My friend was released from the hospital late that night. The next morning, we were having breakfast when Travel Guard’s Medical Department called to see how she was doing. They requested medical information to determine how they could help. 

As that was the departure morning for my visit, I left for the 2-day drive to my Casper, Wyoming, home without knowing how the situation would be resolved. When I arrived, I called our hostess to ask how our injured friend was doing.

Well, Travel Guard had definitely come through. As it was Labor Day weekend, they couldn’t find a nurse in Seattle, so they flew one down from Vancouver, BC, Canada, to the Seattle airport. He then rented a Lincoln Town Car so the patient could sit in back with her leg up. 

He drove to Whidbey Island to get her, then back to SeaTac. Travel Guard had rebooked her ticket home and reserved three seats across so that she could sit with her leg up. 

The nurse accompanied her to Washington Dulles Airport, rented an appropriate vehicle and drove her home to be in the care of waiting friends. Travel Guard did this so that she could have the needed surgery near her home and friends… all for the initial insurance cost of $267. 

(The Travel Rite Annual is the same price for all, regardless of age, so it is of especial interest to travelers over age 70. Note: it does not cover preexisting medical conditions that have not been stabilized for more than six months.)

Dave Bentzin
Casper, WY

*Travel Guard’s Travel Rite Annual Plan covers emergency medical care and evacuation internationally as well as domestically at no extra cost.

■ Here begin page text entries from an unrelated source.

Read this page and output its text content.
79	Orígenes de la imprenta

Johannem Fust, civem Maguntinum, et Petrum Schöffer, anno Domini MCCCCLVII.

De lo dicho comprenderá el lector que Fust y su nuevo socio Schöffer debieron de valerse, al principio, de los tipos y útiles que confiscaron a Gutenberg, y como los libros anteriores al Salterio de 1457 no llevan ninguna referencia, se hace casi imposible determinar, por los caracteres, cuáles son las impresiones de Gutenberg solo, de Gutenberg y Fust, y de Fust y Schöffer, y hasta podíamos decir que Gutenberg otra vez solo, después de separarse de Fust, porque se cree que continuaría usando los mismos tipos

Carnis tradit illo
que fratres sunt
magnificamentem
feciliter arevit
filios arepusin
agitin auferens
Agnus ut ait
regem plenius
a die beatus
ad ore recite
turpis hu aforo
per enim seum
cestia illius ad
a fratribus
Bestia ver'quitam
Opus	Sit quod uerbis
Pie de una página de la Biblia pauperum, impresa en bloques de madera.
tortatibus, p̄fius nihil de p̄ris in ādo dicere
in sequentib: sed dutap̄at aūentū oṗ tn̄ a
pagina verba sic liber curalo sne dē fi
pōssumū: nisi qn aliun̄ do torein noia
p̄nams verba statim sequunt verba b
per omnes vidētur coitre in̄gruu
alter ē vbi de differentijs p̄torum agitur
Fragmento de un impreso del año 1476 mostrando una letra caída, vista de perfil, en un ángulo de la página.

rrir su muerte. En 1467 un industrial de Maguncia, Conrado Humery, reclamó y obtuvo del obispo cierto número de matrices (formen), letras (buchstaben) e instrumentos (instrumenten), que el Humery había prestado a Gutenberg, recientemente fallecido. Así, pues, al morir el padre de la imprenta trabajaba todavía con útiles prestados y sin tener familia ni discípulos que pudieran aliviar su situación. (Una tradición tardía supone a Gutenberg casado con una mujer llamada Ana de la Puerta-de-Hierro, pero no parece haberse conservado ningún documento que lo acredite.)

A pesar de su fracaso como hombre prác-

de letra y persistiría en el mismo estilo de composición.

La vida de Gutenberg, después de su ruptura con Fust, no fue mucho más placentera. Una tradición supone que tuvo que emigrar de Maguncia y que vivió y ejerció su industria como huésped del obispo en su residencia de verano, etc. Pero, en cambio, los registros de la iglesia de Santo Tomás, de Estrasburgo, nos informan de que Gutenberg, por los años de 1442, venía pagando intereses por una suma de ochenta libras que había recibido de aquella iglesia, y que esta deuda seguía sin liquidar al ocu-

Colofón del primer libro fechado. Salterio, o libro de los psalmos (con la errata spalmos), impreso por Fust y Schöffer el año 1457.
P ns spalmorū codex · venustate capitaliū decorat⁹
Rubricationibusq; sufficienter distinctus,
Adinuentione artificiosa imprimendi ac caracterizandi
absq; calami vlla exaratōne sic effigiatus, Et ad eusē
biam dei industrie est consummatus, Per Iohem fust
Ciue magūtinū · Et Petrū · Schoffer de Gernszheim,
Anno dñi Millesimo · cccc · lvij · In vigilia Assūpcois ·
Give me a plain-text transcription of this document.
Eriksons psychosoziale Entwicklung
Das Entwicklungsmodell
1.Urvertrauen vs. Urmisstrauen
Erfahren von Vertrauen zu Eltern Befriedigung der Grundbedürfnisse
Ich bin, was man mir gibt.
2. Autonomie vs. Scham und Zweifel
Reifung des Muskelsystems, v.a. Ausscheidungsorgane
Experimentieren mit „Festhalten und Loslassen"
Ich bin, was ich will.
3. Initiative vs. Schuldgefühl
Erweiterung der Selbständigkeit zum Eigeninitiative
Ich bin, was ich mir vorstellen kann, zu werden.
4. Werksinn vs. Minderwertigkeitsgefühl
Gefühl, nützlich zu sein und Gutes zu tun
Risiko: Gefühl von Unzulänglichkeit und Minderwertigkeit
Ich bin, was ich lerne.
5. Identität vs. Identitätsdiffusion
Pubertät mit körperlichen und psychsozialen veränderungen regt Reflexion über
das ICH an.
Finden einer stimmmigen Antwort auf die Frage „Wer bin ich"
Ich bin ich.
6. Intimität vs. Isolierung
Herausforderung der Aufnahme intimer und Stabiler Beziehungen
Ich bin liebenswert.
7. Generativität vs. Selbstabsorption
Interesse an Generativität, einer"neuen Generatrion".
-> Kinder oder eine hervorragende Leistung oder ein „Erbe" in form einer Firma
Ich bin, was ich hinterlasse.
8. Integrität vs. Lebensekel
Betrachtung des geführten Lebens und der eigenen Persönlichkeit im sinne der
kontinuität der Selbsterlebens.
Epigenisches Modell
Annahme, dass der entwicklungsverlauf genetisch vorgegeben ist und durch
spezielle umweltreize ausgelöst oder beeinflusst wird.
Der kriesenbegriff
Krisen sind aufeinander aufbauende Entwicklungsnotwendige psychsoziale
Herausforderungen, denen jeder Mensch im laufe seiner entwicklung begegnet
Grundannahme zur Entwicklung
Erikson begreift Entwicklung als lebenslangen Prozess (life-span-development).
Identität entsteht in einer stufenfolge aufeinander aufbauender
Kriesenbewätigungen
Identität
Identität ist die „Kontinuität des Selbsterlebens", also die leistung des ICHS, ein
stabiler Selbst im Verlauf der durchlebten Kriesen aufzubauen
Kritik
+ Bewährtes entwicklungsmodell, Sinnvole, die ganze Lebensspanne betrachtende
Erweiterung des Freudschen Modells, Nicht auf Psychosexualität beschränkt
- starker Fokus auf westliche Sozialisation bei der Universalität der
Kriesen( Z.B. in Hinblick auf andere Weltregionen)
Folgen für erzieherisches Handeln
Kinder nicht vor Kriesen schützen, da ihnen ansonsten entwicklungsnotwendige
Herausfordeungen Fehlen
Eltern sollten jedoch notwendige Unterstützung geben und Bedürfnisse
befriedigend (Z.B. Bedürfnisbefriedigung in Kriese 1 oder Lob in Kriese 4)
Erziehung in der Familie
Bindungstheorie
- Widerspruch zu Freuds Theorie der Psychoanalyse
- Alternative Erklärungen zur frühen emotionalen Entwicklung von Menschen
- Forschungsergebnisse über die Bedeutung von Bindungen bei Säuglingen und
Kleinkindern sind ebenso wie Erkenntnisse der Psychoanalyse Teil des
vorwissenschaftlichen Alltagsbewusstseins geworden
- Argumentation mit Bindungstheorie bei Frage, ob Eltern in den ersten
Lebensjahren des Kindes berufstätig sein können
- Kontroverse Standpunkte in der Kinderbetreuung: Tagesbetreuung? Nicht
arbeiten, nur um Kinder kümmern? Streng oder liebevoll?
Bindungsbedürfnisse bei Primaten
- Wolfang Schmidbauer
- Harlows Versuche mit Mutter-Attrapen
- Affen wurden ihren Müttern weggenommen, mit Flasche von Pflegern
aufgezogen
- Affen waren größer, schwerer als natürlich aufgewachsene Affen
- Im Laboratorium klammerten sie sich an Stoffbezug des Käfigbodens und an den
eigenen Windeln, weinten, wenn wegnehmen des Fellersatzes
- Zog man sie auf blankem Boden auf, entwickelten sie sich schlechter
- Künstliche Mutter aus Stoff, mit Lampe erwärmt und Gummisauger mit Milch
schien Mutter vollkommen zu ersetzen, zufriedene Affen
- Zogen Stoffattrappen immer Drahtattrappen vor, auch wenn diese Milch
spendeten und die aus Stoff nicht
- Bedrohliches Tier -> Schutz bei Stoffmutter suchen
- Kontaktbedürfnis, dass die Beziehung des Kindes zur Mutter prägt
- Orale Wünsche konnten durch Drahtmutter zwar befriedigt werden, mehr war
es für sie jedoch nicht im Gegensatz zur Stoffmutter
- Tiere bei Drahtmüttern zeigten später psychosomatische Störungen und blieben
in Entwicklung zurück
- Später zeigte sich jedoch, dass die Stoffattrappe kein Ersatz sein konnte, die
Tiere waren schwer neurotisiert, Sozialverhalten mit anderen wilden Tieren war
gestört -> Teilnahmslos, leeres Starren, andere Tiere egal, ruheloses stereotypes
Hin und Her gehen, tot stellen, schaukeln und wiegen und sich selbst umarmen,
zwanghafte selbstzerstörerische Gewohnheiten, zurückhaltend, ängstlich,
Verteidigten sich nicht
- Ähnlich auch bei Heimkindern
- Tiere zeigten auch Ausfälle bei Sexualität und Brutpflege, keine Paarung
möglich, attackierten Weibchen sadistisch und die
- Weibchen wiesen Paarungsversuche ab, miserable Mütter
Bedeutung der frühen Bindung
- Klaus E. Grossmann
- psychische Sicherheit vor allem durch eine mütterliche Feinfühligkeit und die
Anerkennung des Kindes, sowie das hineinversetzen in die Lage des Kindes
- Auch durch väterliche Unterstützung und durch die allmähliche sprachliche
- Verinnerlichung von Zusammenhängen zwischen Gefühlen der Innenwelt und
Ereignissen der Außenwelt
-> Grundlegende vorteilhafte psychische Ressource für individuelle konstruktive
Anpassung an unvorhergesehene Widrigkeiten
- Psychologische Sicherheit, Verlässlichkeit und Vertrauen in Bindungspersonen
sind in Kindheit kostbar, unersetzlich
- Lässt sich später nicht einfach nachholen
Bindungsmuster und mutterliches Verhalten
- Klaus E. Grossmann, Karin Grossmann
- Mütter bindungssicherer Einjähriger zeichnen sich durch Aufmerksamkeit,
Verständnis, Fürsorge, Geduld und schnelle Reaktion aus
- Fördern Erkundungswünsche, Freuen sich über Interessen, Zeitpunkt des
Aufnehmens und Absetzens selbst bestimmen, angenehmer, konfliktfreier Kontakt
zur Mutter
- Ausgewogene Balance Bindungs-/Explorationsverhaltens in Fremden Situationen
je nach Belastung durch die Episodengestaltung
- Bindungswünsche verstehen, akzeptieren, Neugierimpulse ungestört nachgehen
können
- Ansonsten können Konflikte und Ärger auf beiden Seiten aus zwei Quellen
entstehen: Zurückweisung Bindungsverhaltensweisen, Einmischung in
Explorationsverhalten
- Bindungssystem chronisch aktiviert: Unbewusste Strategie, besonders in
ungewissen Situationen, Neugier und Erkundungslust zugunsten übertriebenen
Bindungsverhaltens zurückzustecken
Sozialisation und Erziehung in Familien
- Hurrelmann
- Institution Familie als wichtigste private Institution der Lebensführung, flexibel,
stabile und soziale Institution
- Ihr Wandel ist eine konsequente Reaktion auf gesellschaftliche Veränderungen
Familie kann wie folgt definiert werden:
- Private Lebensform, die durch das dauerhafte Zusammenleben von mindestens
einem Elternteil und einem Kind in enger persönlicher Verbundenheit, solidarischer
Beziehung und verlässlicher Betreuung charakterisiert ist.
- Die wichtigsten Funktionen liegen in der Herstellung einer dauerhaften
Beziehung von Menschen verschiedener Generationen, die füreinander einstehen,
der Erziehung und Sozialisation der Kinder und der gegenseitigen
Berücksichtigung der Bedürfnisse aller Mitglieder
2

As a travel consultant/agency owner who escorts tour groups, I cannot tell you how important travel insurance is and how many times my clients have had to use it. There have been a few times that they have had to cancel before a trip, but most of the claims have been for incidents while on a trip. 

A few examples are a death in the family, falling and breaking a hip and having to stay in a foreign country for surgery, contracting norovirus on a cruise ship and, a great example, having the adoption of a baby go through while on a cruise. 

In all cases, the travel insurer Travel Guard came though with assistance in getting everyone home for whatever their reason. I have nothing but praise for them. All I had to do was give them a call on behalf of the traveler, and they took it from there. 

Also, the cruise ships and tour companies were a great help with the situations. 

I highly recommend that you keep good records of payments and itineraries. You will be glad you did if you do have to file a claim.